Once you have an accurate system for rating pairs, you can then try to decompose accurate ratings for individuals out of a sets of pair ratings.
It's entirely possible that Glickman doesn't believe any such thing and thought that agreeing with me was the best way to get me to go away.
one of my partner always says this about rating pairs
but says also that no bridge organization will consider such a thing for pecuniary reasons
#75
Posted 2011-October-23, 18:51
http://www.eloratings.net/system.html
and "about ratings" gives details. The important thing is to have a high weight constant in the early stages reducing as the players get more experience. A percentage in any event can be converted into a rating difference, and compared with the player's expected result.
#76
Posted 2012-April-26, 11:59
Jlall, on 2009-November-20, 15:58, said:
Of course BBO is now much bigger than OKB ever was, and OKB charged membership fee which kinda biases the results of how many play rated vs unrated a lot (if you're willing to pay 100 bucks a year, you'll probably want to play rated), so maybe this wouldn't be the case on BBO.
♥ ♥ ♥
655321 ???
Really.
Take care
I will not follow...
♥ ♥ ♥
#77
Posted 2012-April-27, 22:40
#78
Posted 2012-April-28, 01:08
On the Hand Records screen, the following options appear
Interval to retrieve: days / weeks / months. Choosing months only allows the last month. Add another one last 6 months.

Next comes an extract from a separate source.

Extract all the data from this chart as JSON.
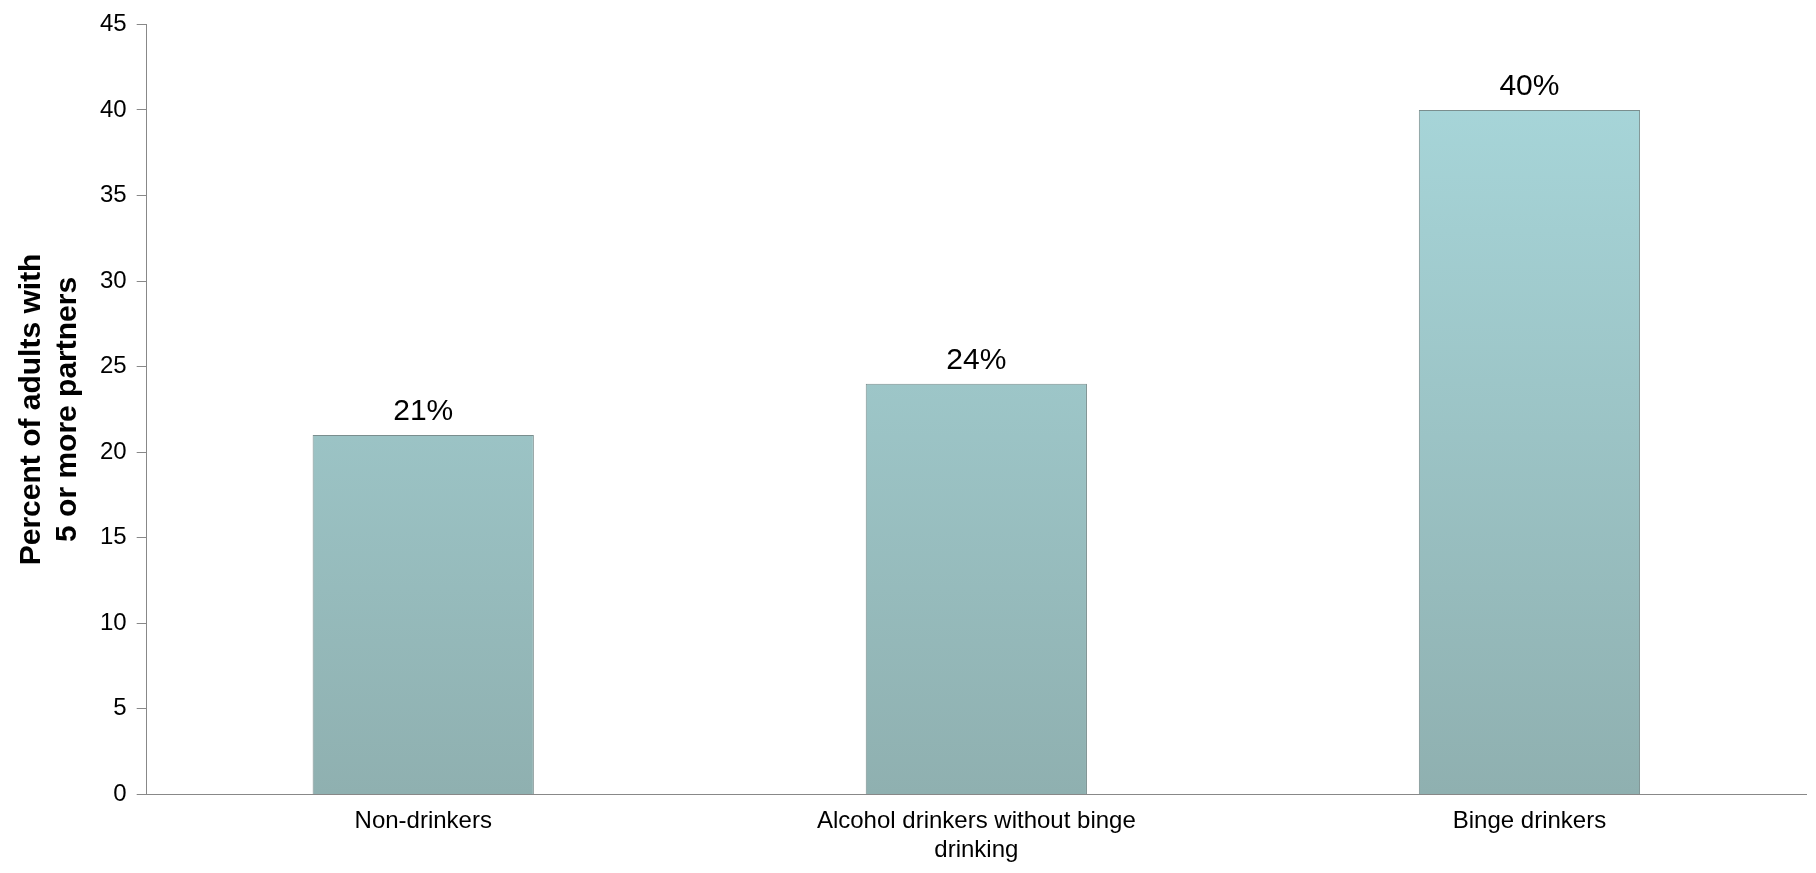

Similarly for the Show summaries every option, add every 6 months.
Now get the programmers to extract the 6 month summaries into a sub-file and sort them from the highest average to the lowest average. The top X% get automatically graded expert, the next Y% get automatically graded advanced, the next Z% get graded intermediate etc.
Remove the self rating option altogether from each players profile. Instead replace it programmatically with the rating as calculated above. One can decide upon the frequency upon which the rating gets recalculated / replaced in each players BBO profile e.g. daily / weekly / monthly. My guess is weekly should be fine (24h00 on Sundays USA (BBO headquarters) time.
The only way you can progress from say, advanced to expert is to up your game. You can try and bullshit the system by playing with a lot of weaker players to get a higher average. However, as soon as you start playing against real experts you will be exposed, your average will plummet and you will drop back into a lower category where you probably belong anyway.
Other things to consider: a) New players may need to be excluded from the calculation until they have played enough hands; b) similarly for players who havent played in a long time (can consider maintaining their last average).
#80
Posted 2012-May-09, 19:49
(1) Suppose two very unequal partners pair up. Assume ratings something like ACBL masterpoints: Alice with 1200 and Bob with 50 partner up against Charlie and Doug with 500 each. If Alice and Bob win, does it mean that only Bob gains rating points since Alice was better than their opponents? Or do we count them both as their average of 625 points, so that neither gains anything?
(2) How to deal with a pair that used to be much better than they are now. I like the way WBF masterpoints decay over time; something like that might be called for.
(3) How to deal with players who avoid joining the league so that their points aren't counted. I have run up against some very good players in this category at clubs. In the US you could do the same thing by joining one of ACBL/ABA and playing at the other.
(4) For that matter, a person could have multiple 'nyms on BBO. I'm sure this is against the rules but I'm not at all sure it can be caught. Even if there are 5 BBO login names on the same PC, maybe they're a family or housemates.
My feeling is that rating systems are a good idea for clubs (though (1) through (3), at least, need to be dealt with) but online games should not award points of any kind, unless they're the online forum's own private points, because it's impossible to police adequately. Only noticing cheaters if they consistently get "too good" results will catch only the stupidly greedy.